MACON -- If you've been thinking the 2016 presidential primaries have been unusually unpredictable so far, you're not alone. Frank Luntz feels the same way.
Luntz, the pollster and focus-group wizard who frequently appears on Fox News Channel, said the current cycle is the first time he's felt so unsure about who would end up being the major-party nominees. Speaking Tuesday at the Georgia Chamber's congressional luncheon in Macon, Luntz asked the roughly 500 audience members to applaud for the candidate they supported as he read off a list. Most of the candidates received a modest amount of applause -- except for Rand Paul, for whom a single person appeared to clap, and Rick Perry, who got crickets -- but no more.
"There was applause for all those different candidates, but no ovations for any of them," Luntz observed.

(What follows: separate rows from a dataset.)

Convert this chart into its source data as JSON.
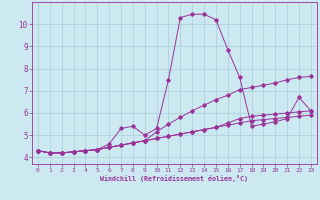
{
  "xlabel": "Windchill (Refroidissement éolien,°C)",
  "background_color": "#cce8f0",
  "grid_color": "#aaccd8",
  "line_color": "#993399",
  "xlim": [
    -0.5,
    23.5
  ],
  "ylim": [
    3.7,
    11.0
  ],
  "yticks": [
    4,
    5,
    6,
    7,
    8,
    9,
    10
  ],
  "xticks": [
    0,
    1,
    2,
    3,
    4,
    5,
    6,
    7,
    8,
    9,
    10,
    11,
    12,
    13,
    14,
    15,
    16,
    17,
    18,
    19,
    20,
    21,
    22,
    23
  ],
  "s1_x": [
    0,
    1,
    2,
    3,
    4,
    5,
    6,
    7,
    8,
    9,
    10,
    11,
    12,
    13,
    14,
    15,
    16,
    17,
    18,
    19,
    20,
    21,
    22,
    23
  ],
  "s1_y": [
    4.3,
    4.2,
    4.2,
    4.25,
    4.3,
    4.35,
    4.45,
    4.55,
    4.65,
    4.75,
    4.85,
    4.95,
    5.05,
    5.15,
    5.25,
    5.35,
    5.45,
    5.55,
    5.65,
    5.7,
    5.75,
    5.8,
    5.85,
    5.9
  ],
  "s2_x": [
    0,
    1,
    2,
    3,
    4,
    5,
    6,
    7,
    8,
    9,
    10,
    11,
    12,
    13,
    14,
    15,
    16,
    17,
    18,
    19,
    20,
    21,
    22,
    23
  ],
  "s2_y": [
    4.3,
    4.2,
    4.2,
    4.25,
    4.3,
    4.35,
    4.6,
    5.3,
    5.4,
    5.0,
    5.3,
    7.5,
    10.3,
    10.45,
    10.45,
    10.2,
    8.85,
    7.6,
    5.4,
    5.5,
    5.6,
    5.75,
    6.7,
    6.1
  ],
  "s3_x": [
    0,
    1,
    2,
    3,
    4,
    5,
    6,
    7,
    8,
    9,
    10,
    11,
    12,
    13,
    14,
    15,
    16,
    17,
    18,
    19,
    20,
    21,
    22,
    23
  ],
  "s3_y": [
    4.3,
    4.2,
    4.2,
    4.25,
    4.3,
    4.35,
    4.45,
    4.55,
    4.65,
    4.75,
    5.15,
    5.5,
    5.8,
    6.1,
    6.35,
    6.6,
    6.8,
    7.05,
    7.15,
    7.25,
    7.35,
    7.5,
    7.6,
    7.65
  ],
  "s4_x": [
    0,
    1,
    2,
    3,
    4,
    5,
    6,
    7,
    8,
    9,
    10,
    11,
    12,
    13,
    14,
    15,
    16,
    17,
    18,
    19,
    20,
    21,
    22,
    23
  ],
  "s4_y": [
    4.3,
    4.2,
    4.2,
    4.25,
    4.3,
    4.35,
    4.45,
    4.55,
    4.65,
    4.75,
    4.85,
    4.95,
    5.05,
    5.15,
    5.25,
    5.35,
    5.55,
    5.75,
    5.85,
    5.9,
    5.95,
    6.0,
    6.05,
    6.1
  ]
}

He also made the case that there is real drama on the Democratic side. "I don't know that Hillary Clinton is going to be the nominee," Luntz said. He referred to Hillary's new polling low: "We've never elected a person with a 38 percent approval rating six months before the first vote" is cast.

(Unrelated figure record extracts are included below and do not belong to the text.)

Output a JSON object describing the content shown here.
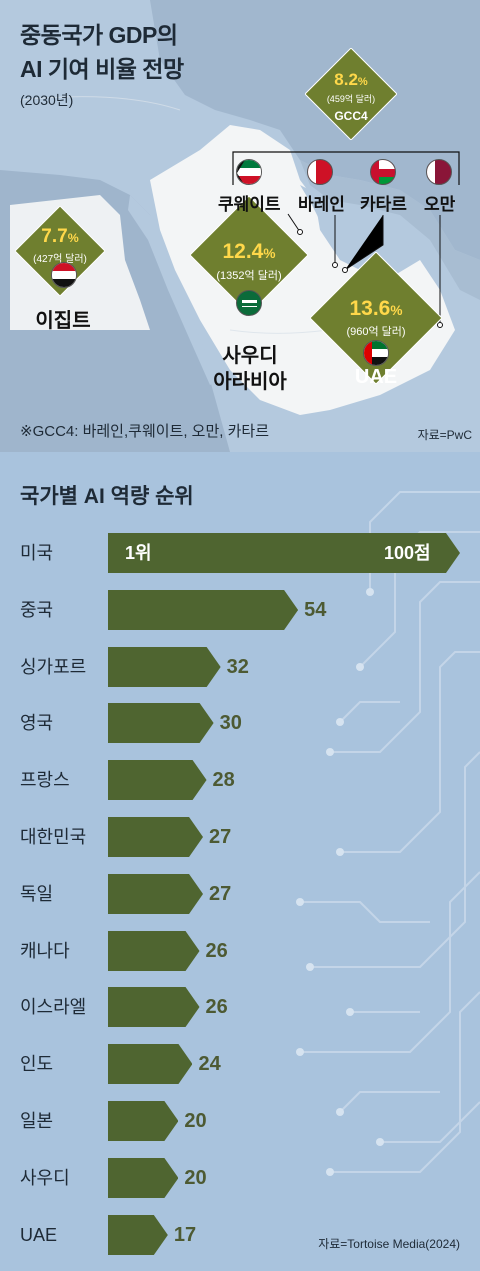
{
  "map": {
    "title_line1": "중동국가 GDP의",
    "title_line2": "AI 기여 비율 전망",
    "subtitle": "(2030년)",
    "note": "※GCC4: 바레인,쿠웨이트, 오만, 카타르",
    "source": "자료=PwC",
    "regions": [
      {
        "id": "gcc4",
        "pct": "8.2",
        "unit": "%",
        "amount": "(459억 달러)",
        "label": "GCC4"
      },
      {
        "id": "egypt",
        "pct": "7.7",
        "unit": "%",
        "amount": "(427억 달러)",
        "label": "이집트"
      },
      {
        "id": "saudi",
        "pct": "12.4",
        "unit": "%",
        "amount": "(1352억 달러)",
        "label_line1": "사우디",
        "label_line2": "아라비아"
      },
      {
        "id": "uae",
        "pct": "13.6",
        "unit": "%",
        "amount": "(960억 달러)",
        "label": "UAE"
      }
    ],
    "gcc_countries": [
      "쿠웨이트",
      "바레인",
      "카타르",
      "오만"
    ]
  },
  "chart_data": {
    "type": "bar",
    "title": "국가별 AI 역량 순위",
    "categories": [
      "미국",
      "중국",
      "싱가포르",
      "영국",
      "프랑스",
      "대한민국",
      "독일",
      "캐나다",
      "이스라엘",
      "인도",
      "일본",
      "사우디",
      "UAE"
    ],
    "values": [
      100,
      54,
      32,
      30,
      28,
      27,
      27,
      26,
      26,
      24,
      20,
      20,
      17
    ],
    "value_labels": [
      "100점",
      "54",
      "32",
      "30",
      "28",
      "27",
      "27",
      "26",
      "26",
      "24",
      "20",
      "20",
      "17"
    ],
    "top_rank_label": "1위",
    "source": "자료=Tortoise Media(2024)",
    "bar_color": "#4f6530",
    "orientation": "horizontal"
  },
  "colors": {
    "diamond": "#6f7f2f",
    "pct_text": "#ffd84a",
    "bar": "#4f6530",
    "value_text": "#4d5a33"
  }
}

If you've watched Luntz on TV before, you're probably familiar with his system of measuring audience reaction second-by-second as candidates debate or deliver speeches. He showed the Georgia Chamber crowd a series of clips of different candidates, including a speech by Bernie Sanders and the part of this month's GOP debate in which Fox's Megyn Kelly grilled Donald Trump about demeaning things he has said about women. They were overlaid by graphics showing how viewers (not the Chamber audience, but some previous focus group he didn't identify) reacted to what Sanders and Trump said.
What was striking was the way Republican and Democratic viewers alike reacted positively to both men -- who, Luntz said, are "tapping into the same anger."
At one point, Sanders' mid-speech ratings were, as Luntz noted, "off the charts." His candidacy might be even more powerful, Luntz suggested, if the 73-year-old Sanders were a little younger: "His language is so powerful to a middle class that is struggling to remain middle class, and a working class that believes it will never make it to the middle class."
Trump's viewers weren't quite as enthusiastic, but there was strong bipartisan support for Trump's riff about political correctness in response to Kelly's question. "He changed the entire focus" away from his past statements, Luntz observed. "And people across the country sat there and said, darn it, he's right."
All of this, he argued, poses a problem for the business community, whom he challenged to shake up the way it thinks and talks to put more focus on workers rather than business owners. To the politicians in the audience, he said this: "It cannot be your way or the highway. There has to be common ground."